# How can I explain $\lim_{x \to \infty} \frac{e^x+e^{-x}}{e^x-e^{-x}}$ using L'Hôpital's Rule?

I have given a problem in limits to my students:

$$\lim_{x \to \infty} \frac{e^x+e^{-x}}{e^x-e^{-x}}$$

Most of the students used direct substitution and identified that it is an indeterminate form $\frac{\infty}{\infty}$ and tried to apply l'Hôpital's Rule. They observed that it will fail, since the numerator and denominator get swapped, which again leads to the same indeterminate form.

So I gave the solution as $$\lim_{x \to \infty}\frac{e^x+e^{-x}}{e^x-e^{-x}}=\lim_{x \to \infty}\frac{1+e^{-2x}}{1-e^{-2x}}=1.$$

But students' query was: is there any way to solve this limit using l'Hôpital's rule.

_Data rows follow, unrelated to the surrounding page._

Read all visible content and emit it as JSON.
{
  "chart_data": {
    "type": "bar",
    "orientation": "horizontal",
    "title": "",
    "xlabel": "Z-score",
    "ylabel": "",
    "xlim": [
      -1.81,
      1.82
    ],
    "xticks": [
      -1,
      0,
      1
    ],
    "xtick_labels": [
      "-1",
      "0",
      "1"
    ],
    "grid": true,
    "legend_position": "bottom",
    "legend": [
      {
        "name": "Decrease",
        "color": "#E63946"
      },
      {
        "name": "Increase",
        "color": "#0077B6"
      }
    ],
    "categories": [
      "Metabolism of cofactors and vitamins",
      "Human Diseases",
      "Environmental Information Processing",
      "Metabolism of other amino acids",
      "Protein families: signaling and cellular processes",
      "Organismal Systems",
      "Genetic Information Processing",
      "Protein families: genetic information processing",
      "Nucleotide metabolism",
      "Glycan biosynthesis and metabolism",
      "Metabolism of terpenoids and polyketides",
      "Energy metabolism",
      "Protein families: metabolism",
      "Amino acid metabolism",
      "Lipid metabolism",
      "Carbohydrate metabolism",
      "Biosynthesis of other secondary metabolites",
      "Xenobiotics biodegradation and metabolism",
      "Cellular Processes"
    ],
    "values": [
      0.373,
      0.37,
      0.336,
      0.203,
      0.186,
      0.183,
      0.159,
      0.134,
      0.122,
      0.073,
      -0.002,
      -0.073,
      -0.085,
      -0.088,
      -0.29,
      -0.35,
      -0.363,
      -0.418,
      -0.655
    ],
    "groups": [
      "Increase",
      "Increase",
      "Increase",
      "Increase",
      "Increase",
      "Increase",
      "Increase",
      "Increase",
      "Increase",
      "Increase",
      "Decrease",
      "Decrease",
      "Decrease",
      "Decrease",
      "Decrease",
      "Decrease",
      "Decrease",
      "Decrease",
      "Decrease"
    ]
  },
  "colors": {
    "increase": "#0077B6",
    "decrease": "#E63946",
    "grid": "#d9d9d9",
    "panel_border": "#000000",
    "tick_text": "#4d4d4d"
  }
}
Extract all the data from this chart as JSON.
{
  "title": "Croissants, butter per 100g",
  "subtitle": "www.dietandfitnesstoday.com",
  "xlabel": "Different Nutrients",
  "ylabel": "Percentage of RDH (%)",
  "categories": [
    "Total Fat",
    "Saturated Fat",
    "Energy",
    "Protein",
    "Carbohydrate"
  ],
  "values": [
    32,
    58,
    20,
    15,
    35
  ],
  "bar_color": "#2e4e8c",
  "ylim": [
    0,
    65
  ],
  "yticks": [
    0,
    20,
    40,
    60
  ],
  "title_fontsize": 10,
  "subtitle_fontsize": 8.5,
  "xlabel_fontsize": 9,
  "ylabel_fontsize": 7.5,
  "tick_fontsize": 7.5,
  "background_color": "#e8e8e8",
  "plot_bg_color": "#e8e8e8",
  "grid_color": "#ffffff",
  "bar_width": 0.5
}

Can any one give some comments on this?

• If you let $L$ denote the limit in question, then an application of L'Hopital's Rule shows that if $L$ exists, then $L = 1/L$. Since $L \geq 0$ is clear, it follows that $L = 1$. But this argument assumes the existence of the limit in the first place. Jan 18 '16 at 5:59
• the question is why on earth would you want to use L'Hopitals on this?
– abel
Jan 19 '16 at 0:43
• Mr abel you cant question like that to students, hope you got it Jan 19 '16 at 3:32
• Actually you can get students to think about the idea that L'Hopital's rule is not always the best plan, even if it is an indeterminate form. This is the perfect opportunity to do so! Perhaps say, "I suppose there might be a way, but since this approach works, maybe it's better not to do L'Hopital's rule and use this. Now here's some pointers to noticing how to do a limit..." Jan 19 '16 at 4:25
• I notice that the same problem occurs with $\displaystyle\lim\limits_{x \to \infty} \frac{e^x}{e^x},$ except in this case the algebraic manipulation needed to get yourself unstuck is simpler. Maybe you can also use this as an example of what DavidButlerUofA suggests in his comment just above my comment. Jan 20 '16 at 16:19

As noted, l'Hopital directly fails. So you have to transform somehow first. For example, $$\frac{e^x+e^{-x}}{e^x-e^{-x}} = \frac{e^{2x}+1}{e^{2x}-1}$$ then l'Hopital works. But of course the same method $$\frac{e^x+e^{-x}}{e^x-e^{-x}} = \frac{1+e^{-2x}}{1-e^{-2x}} \to \frac{1+0}{1-0}$$ solves it without l'Hopital at all.